You need to arm yourself with the necessary tools to evaluate auto-financing deals. To help, Consumer Reports Money Adviser crunched the numbers on dozens of recent offers. It found that the cash rebate is often the lowest-cost option if you can finance at below-average rates, which are likely to be found at a local banks, credit unions or online lenders.
How deals stack up
To understand why taking the rebate is often the best choice, you need to look at why the other options typically cost more.
Leasing. In reality, leasing is just another form of financing. Whether you finance a $26,000 car with a lease or a loan, you’ll be borrowing $26,000, assuming no down payment. And you’ll pay interest on that amount, minus whatever you pay back.
When you take out a loan, you pay back the entire vehicle cost. But with a lease, you pay back only the projected loss in the vehicle’s value over the lease term, the so-called depreciation. That results in a much lower monthly payment, which is the reason leasing appears attractive. But it also leaves a larger amount that’s not paid back and is therefore subject to a finance charge every month. And though leasing means less out of pocket, it’s more expensive overall because you won’t own the vehicle after the lease is over, as you would with a car bought with a loan. Also, leases tend to have higher interest rates than equivalent loans.
Low-interest financing. For this option, the question is whether the savings from the manufacturer’s extra-low interest rate more than offsets the amount you’d lose by giving up the cash back. That can be the case if you take the cash and finance the car elsewhere at just an average rate. But if you shop carefully for a rate, as Consumer Reports Money Adviser did, you might get the best of both worlds: the cash and a competitive rate that, while not as low as what the manufacturer is offering, provides significant net savings over what you’d otherwise pay.
That doesn’t mean you won’t find instances in which low-interest financing or even a lease deal is the lowest-cost option. That can happen if an automaker is particularly aggressive with any of its offers. So it pays to check offers carefully. The only way to know for sure if you’ve got the best deal is to compare the numbers.
Doing the math
Once you’ve negotiated the vehicle price, the dealer can provide you with the total cost of each option. Or you can calculate it yourself by multiplying the payments by the number of months. Then add any pre- or post-deal costs not included in the financing, such as a down payment.
Don’t forget to include state sales tax. When you buy, the tax is typically on the entire amount, minus any trade-in. With a lease, it’s usually on the down payment and the monthly lease payment. But a few states have different rules, especially on whether tax is applied before or after the rebate is deducted.

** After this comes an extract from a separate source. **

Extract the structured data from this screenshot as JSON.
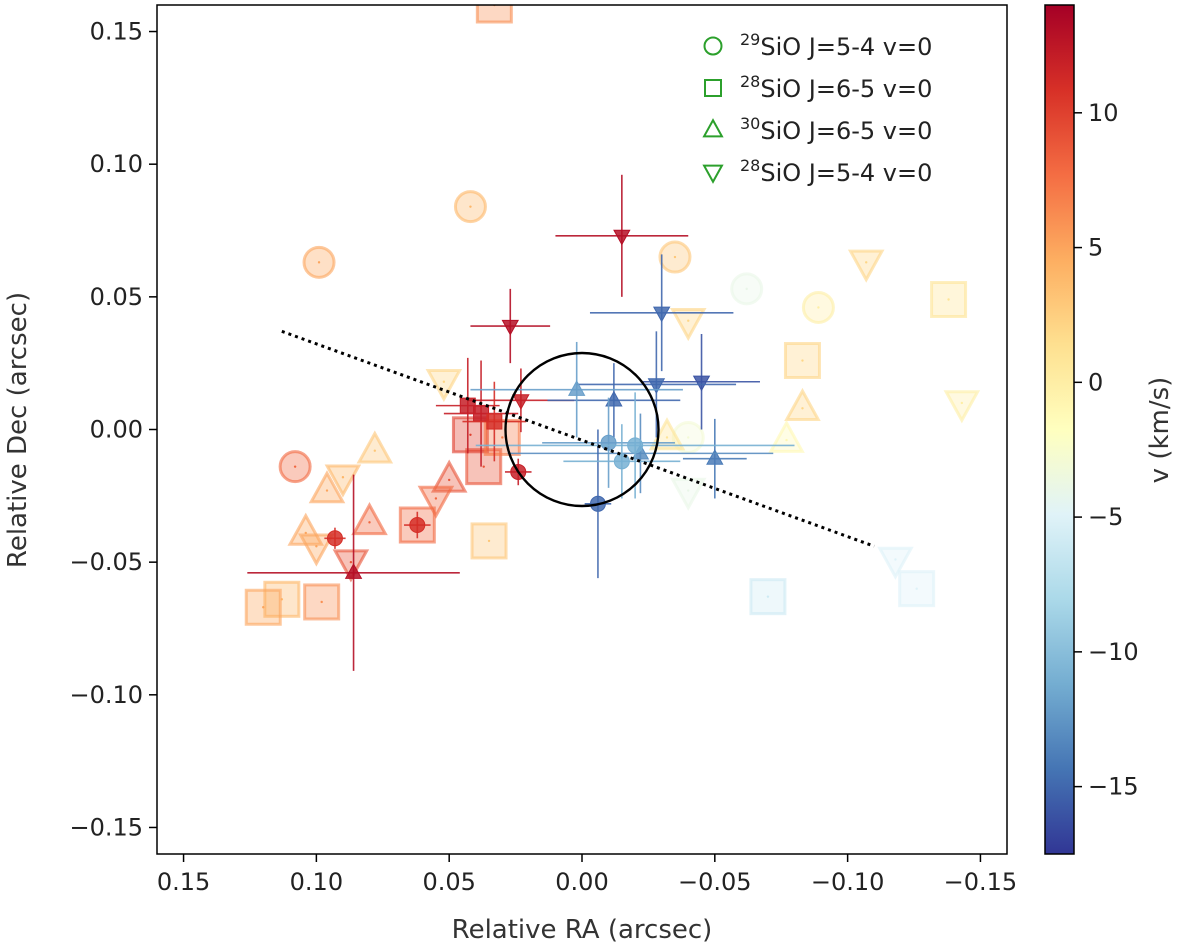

If you want to calculate the total cost yourself, use an online calculator. Consumer Reports Money Adviser recommends the loan calculator at leaseguide.com/carloancalculator.htm.
Finally, keep in mind that any cost comparison you do is valid only if you keep the vehicle for the duration of the lease or loan. If you expect to trade it in early, say, during the second year of a six-year loan, leasing from the outset might cost you less.